From time to time, people will say that some doctrines are learned just so you know the right doctrine (“doctrine for doctrine’s sake”). However, it was Augustine who said the goal of theology is not ever merely correct belief. The goal of theology is greater love of God and love of neighbor. This means that in all our pursuit of theological knowledge, two questions to perennially ask ourselves are: how does this amaze me with the reality of God, and how does it help me ‘lock in’ more with a committed life of service to those around me?
To be sure, those will not always be easy answers to uncover (ex: dichtomous view of body and soul), but they are the questions to strain after always, especially if you preach for a living.

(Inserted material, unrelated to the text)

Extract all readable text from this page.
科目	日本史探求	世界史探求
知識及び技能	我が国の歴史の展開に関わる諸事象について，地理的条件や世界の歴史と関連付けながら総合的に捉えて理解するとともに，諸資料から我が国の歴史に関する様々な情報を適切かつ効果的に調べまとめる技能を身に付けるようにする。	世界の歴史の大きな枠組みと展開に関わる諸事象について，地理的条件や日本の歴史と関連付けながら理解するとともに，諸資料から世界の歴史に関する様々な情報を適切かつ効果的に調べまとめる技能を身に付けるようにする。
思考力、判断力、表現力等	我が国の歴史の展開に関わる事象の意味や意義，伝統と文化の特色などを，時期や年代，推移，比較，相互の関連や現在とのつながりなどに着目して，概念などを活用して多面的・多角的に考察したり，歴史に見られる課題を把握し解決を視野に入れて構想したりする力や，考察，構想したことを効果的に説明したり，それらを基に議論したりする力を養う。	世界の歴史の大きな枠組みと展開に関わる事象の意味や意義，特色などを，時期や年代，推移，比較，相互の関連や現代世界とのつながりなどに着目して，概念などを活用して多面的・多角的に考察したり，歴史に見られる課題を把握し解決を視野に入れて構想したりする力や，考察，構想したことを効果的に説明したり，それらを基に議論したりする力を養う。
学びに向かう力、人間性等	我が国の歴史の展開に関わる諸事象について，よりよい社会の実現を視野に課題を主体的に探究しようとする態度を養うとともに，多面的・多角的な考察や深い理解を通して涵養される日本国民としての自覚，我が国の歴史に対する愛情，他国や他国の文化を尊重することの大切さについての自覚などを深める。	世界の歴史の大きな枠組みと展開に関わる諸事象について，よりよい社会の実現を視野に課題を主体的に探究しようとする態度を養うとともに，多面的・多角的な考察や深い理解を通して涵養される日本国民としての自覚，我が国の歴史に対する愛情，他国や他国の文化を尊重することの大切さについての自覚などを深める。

“If people can learn the right language to order a coffee at Starbucks, they can learn theological language at church.” -Ed Stetzer
“In biblical Hebrew, ‘to know’ means ‘to experience,’ not merely ‘to know about.’ -Bruce Waltke, An Old Testament Theology
“Mission is the mother of theology.” -Martin Kahler
John Drury explains, “What he [Kahler] meant by this is that the early church first began to theologize (explicit reflection on its teaching) in response to the missional encounter of the gospel in new cultures. In other words, the early Christians embedded their claims into the language and mind-set of its pagan mission field in order to bring them into the fold. Such mission-driven theology can be seen at work specifically in the intertwining of Greco-Roman culture and the Hebrew Scriptures, first in an incipient form in the New Testament and later in the full-blown synthesis of Trinitarian and Christological doctrines.
“There is no room in dogmatics for a system in which an attempt is made to deduce the truths of faith from an a priori principle, say, from the essence of religion, from the essence of Christianity, from the fact of regeneration, or from the experience of the devout. For dogmatics is a positive science, gets all its material from revelation, and does not have the right to modify or expand that content by speculation apart from that revelation.” Herman Bavinck, Reformed Dogmatics, Vol. 1 p. 44
“Theology as a particular science assumes that God has unmistakably revealed himself; in other words, it assumes the existence, the self-revelation, and the knowability of God and therefore proceeds from a highly significant dogma.” -Herman Bavinck
Herman Bavinck discusses the development of Dogmatics (RD I.34-35). He says that with the Reformation, the practical side of the dogmatics started to shine through more. Dogmatics was concerned with “living for God through Christ, [and] religion, [and] the worship of God.” Modern liberalism pushed this too the extreme, and made it so faith was exclusively concerned with the practical, and without any fixed body of truths to norm it.
BTW NOTE: Reformed theology isn’t against being practical. It aims to keep a balance between theory and practice.